En pleine guerre, en novembre 1917, le gouvernement dirigé alors par Lloyd George promulgue cette déclaration où, fait unique dans
Le Premier ministre britannique David Llyod George (entre 1910 et 1915)
l’Histoire, une nation (le Royaume-Uni) promet à une autre nation (le futur État juif) une partie du territoire d’une troisième nation (L’Empire Ottoman). Pourquoi une telle attitude ?
C’est Lloyd George lui-même qui répond à cette question, vingt ans plus tard, devant la commission royale chargée de la Palestine, commission présidée par Lord William Peel : « La publication de la déclaration à cette date précise a été due à des motifs de propagande (…) Nous étions dans une situation critique et nous étions convaincus que la sympathie des juifs serait d’un poids considérable pour la victoire des alliés. »2
Cynisme inimitable de certains hommes politiques.

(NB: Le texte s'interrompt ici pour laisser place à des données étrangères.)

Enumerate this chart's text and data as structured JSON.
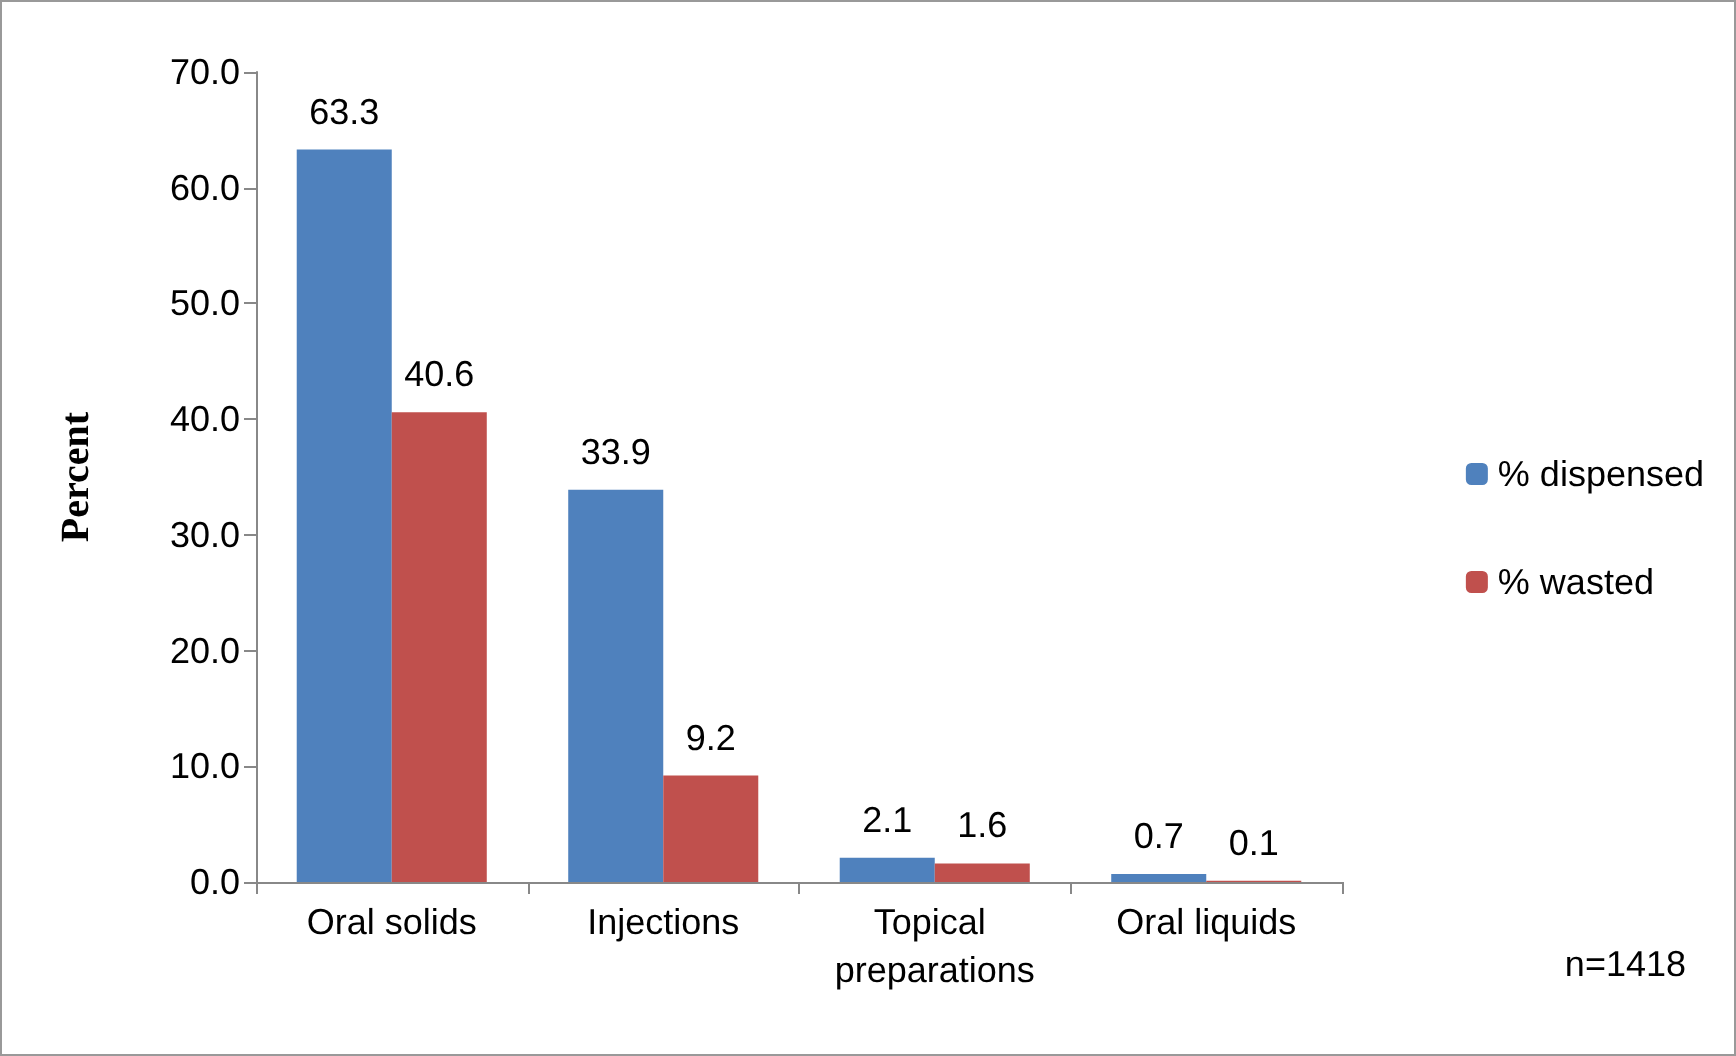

Lloyd George pense bien sûr aux juifs américains susceptibles de persuader le président Wilson d’entrer en guerre. Il pense aussi, et peut-être surtout, aux banquiers juifs de Wall Street qui encouragèrent Balfour à aller de l’avant lors de son voyage aux États-Unis, en 1916.
Mais il n’y a pas que l’argent qui compte et Lloyd George pense aussi à évoquer, devant la commission Peel, les soldats juifs qui se sont battus au coude à coude, en Palestine, avec les Britanniques.
Que vaut cette déclaration de Lloyd George, prononcée en 1936, vingt ans après la déclaration Balfour ?
À l’évidence cette déclaration tardive de l’ancien premier ministre britannique est une déclaration de circonstance, faite devant une commission de circonstance, née en raison des émeutes arabes commencées en 1936. Les Anglais ont alors tout intérêt à minimiser, voire à gommer l’engagement moral que représente la « Déclaration Balfour »… pour mieux la renier ensuite.
Quelques années plus tôt, Winston Churchill n’avait pas dit autre chose : « Le mouvement sioniste n’était nulle part plus visible qu’aux États-Unis, et nos espoirs reposaient sur la part active que prendraient ces mêmes États-Unis dans la lutte sanglante qui s’annonçait. La déclaration Balfour ne doit pas être regardée comme une promesse sentimentale mais bien comme une mesure pratique prise dans l’intérêt d’une cause commune »3.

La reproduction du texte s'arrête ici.